The superintendent read the board’s resolution of termination. “No severance!” the superintendent exploded in outrage. “I’m due a month’s severance for every year of service!”
“Not since you were fired for cause,” the mayor patiently explained. “Sadly, we’re losing Dr. Andrews. He doesn’t want to work for the school district anymore. Can’t say as I blame him. The school board also agreed to Dr. Andrews’s offer, conveyed by his attorney, Senator Travis, to waive any damages from your unilateral violation of his three-year contract by awarding him one of those two remaining years’ salary as compensation. You try to buck your own termination, and so help me the district will take YOU to court and make YOU pay for the settlement we had to offer Dr. Andrews. I can assure you, however divided the jury pool here may be on gender awareness, they are united with hatred toward the architect of the riot.”

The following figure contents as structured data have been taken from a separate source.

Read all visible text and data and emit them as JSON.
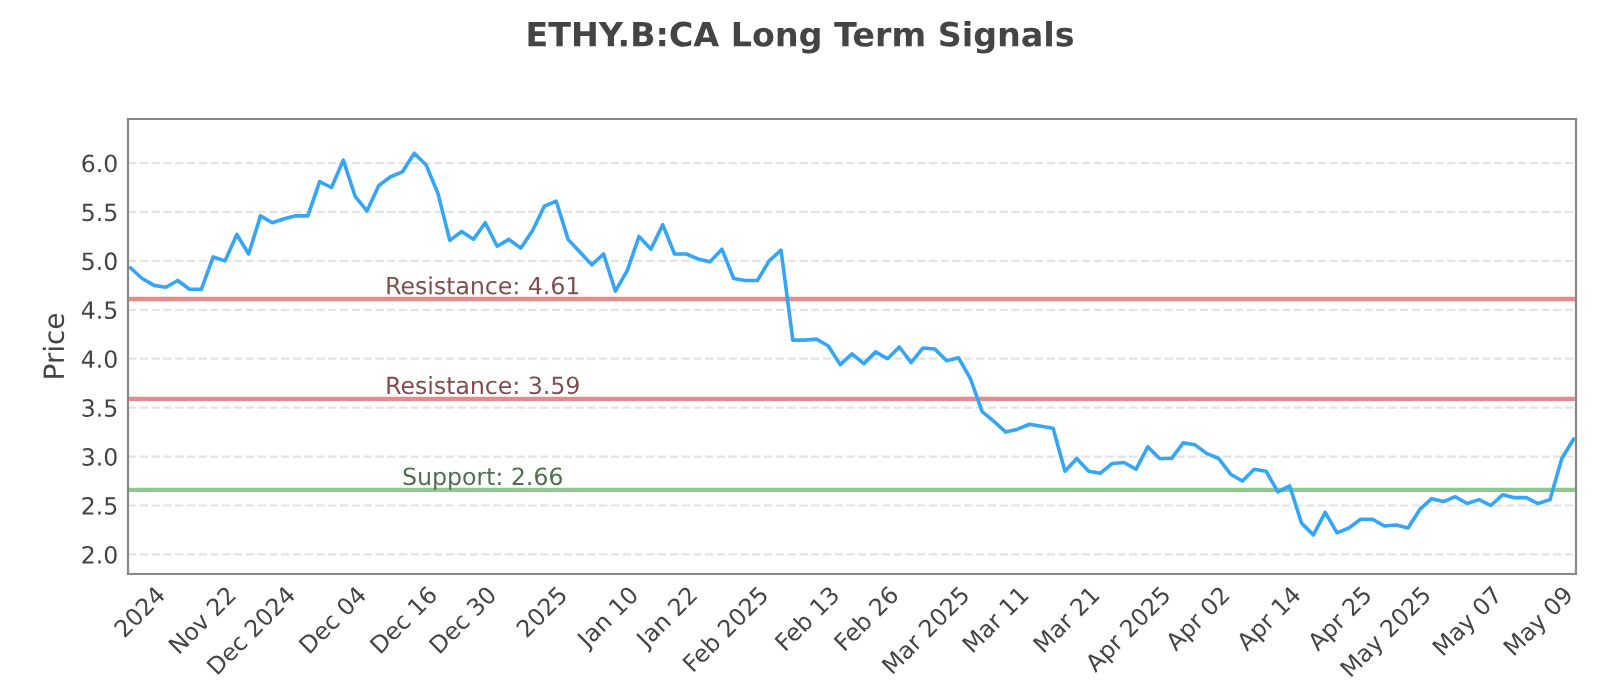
{
  "chart_data": {
    "type": "line",
    "title": "ETHY.B:CA Long Term Signals",
    "ylabel": "Price",
    "categories": [
      null,
      null,
      "2024",
      null,
      null,
      null,
      null,
      null,
      "Nov 22",
      null,
      null,
      null,
      null,
      "Dec 2024",
      null,
      null,
      null,
      null,
      null,
      "Dec 04",
      null,
      null,
      null,
      null,
      null,
      "Dec 16",
      null,
      null,
      null,
      null,
      "Dec 30",
      null,
      null,
      null,
      null,
      null,
      "2025",
      null,
      null,
      null,
      null,
      null,
      "Jan 10",
      null,
      null,
      null,
      null,
      "Jan 22",
      null,
      null,
      null,
      null,
      null,
      "Feb 2025",
      null,
      null,
      null,
      null,
      null,
      "Feb 13",
      null,
      null,
      null,
      null,
      "Feb 26",
      null,
      null,
      null,
      null,
      null,
      "Mar 2025",
      null,
      null,
      null,
      null,
      "Mar 11",
      null,
      null,
      null,
      null,
      null,
      "Mar 21",
      null,
      null,
      null,
      null,
      null,
      "Apr 2025",
      null,
      null,
      null,
      null,
      "Apr 02",
      null,
      null,
      null,
      null,
      null,
      "Apr 14",
      null,
      null,
      null,
      null,
      null,
      "Apr 25",
      null,
      null,
      null,
      null,
      "May 2025",
      null,
      null,
      null,
      null,
      null,
      "May 07",
      null,
      null,
      null,
      null,
      null,
      "May 09",
      null
    ],
    "series": [
      {
        "color": "#35a6f5",
        "values": [
          4.93,
          4.82,
          4.75,
          4.73,
          4.8,
          4.71,
          4.71,
          5.04,
          5.0,
          5.27,
          5.07,
          5.46,
          5.39,
          5.43,
          5.46,
          5.46,
          5.81,
          5.75,
          6.03,
          5.66,
          5.51,
          5.77,
          5.86,
          5.91,
          6.1,
          5.98,
          5.69,
          5.21,
          5.3,
          5.22,
          5.39,
          5.15,
          5.22,
          5.13,
          5.31,
          5.56,
          5.61,
          5.22,
          5.09,
          4.96,
          5.07,
          4.69,
          4.9,
          5.25,
          5.12,
          5.37,
          5.07,
          5.07,
          5.02,
          4.99,
          5.12,
          4.82,
          4.8,
          4.8,
          5.0,
          5.11,
          4.19,
          4.19,
          4.2,
          4.13,
          3.94,
          4.05,
          3.95,
          4.07,
          4.0,
          4.12,
          3.96,
          4.11,
          4.1,
          3.98,
          4.01,
          3.8,
          3.46,
          3.36,
          3.25,
          3.28,
          3.33,
          3.31,
          3.29,
          2.85,
          2.98,
          2.85,
          2.83,
          2.93,
          2.94,
          2.87,
          3.1,
          2.98,
          2.98,
          3.14,
          3.12,
          3.03,
          2.98,
          2.82,
          2.75,
          2.87,
          2.85,
          2.64,
          2.7,
          2.32,
          2.2,
          2.43,
          2.22,
          2.27,
          2.36,
          2.36,
          2.29,
          2.3,
          2.27,
          2.46,
          2.57,
          2.54,
          2.59,
          2.52,
          2.56,
          2.5,
          2.61,
          2.58,
          2.58,
          2.52,
          2.56,
          2.98,
          3.18
        ]
      }
    ],
    "ylim": [
      1.8,
      6.45
    ],
    "yticks": [
      {
        "value": 2,
        "label": "2.0"
      },
      {
        "value": 2.5,
        "label": "2.5"
      },
      {
        "value": 3,
        "label": "3.0"
      },
      {
        "value": 3.5,
        "label": "3.5"
      },
      {
        "value": 4,
        "label": "4.0"
      },
      {
        "value": 4.5,
        "label": "4.5"
      },
      {
        "value": 5,
        "label": "5.0"
      },
      {
        "value": 5.5,
        "label": "5.5"
      },
      {
        "value": 6,
        "label": "6.0"
      }
    ],
    "ref_lines": [
      {
        "axis": "y",
        "value": 4.61,
        "label": "Resistance: 4.61",
        "color": "#e88a8a"
      },
      {
        "axis": "y",
        "value": 3.59,
        "label": "Resistance: 3.59",
        "color": "#e88a8a"
      },
      {
        "axis": "y",
        "value": 2.66,
        "label": "Support: 2.66",
        "color": "#8cc98c"
      }
    ],
    "grid": "y",
    "legend": false,
    "marker": "none",
    "line_style": "solid"
  }
}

“But it wasn’t MY fault!” the superintendent cried.
“You’re done in this town,” the mayor declared, “and I wouldn’t dream of trying to live or retire here, if I were you. Folks ’round here have long memories. End up in a hospital or nursing home, and you’ll be heading for a close encounter with a nice big fluffy pillow.”
“But they said I’d get to be mayor. They said I’d get a seat in the legislature!” the superintendent whimpered.
“Good luck getting your new friends to find you some new constituents who can tolerate you,” the mayor said dismissively. “I think you’re about to get a painful lesson in how evil doesn’t hesitate to throw its hapless minions under the bus the moment they’ve outlived their usefulness.”
“But it’s not my fault,” the superintendent gasped.
“I won’t be speaking to you again.” The mayor turned his back to the superintendent and walked away. “Goodbye.”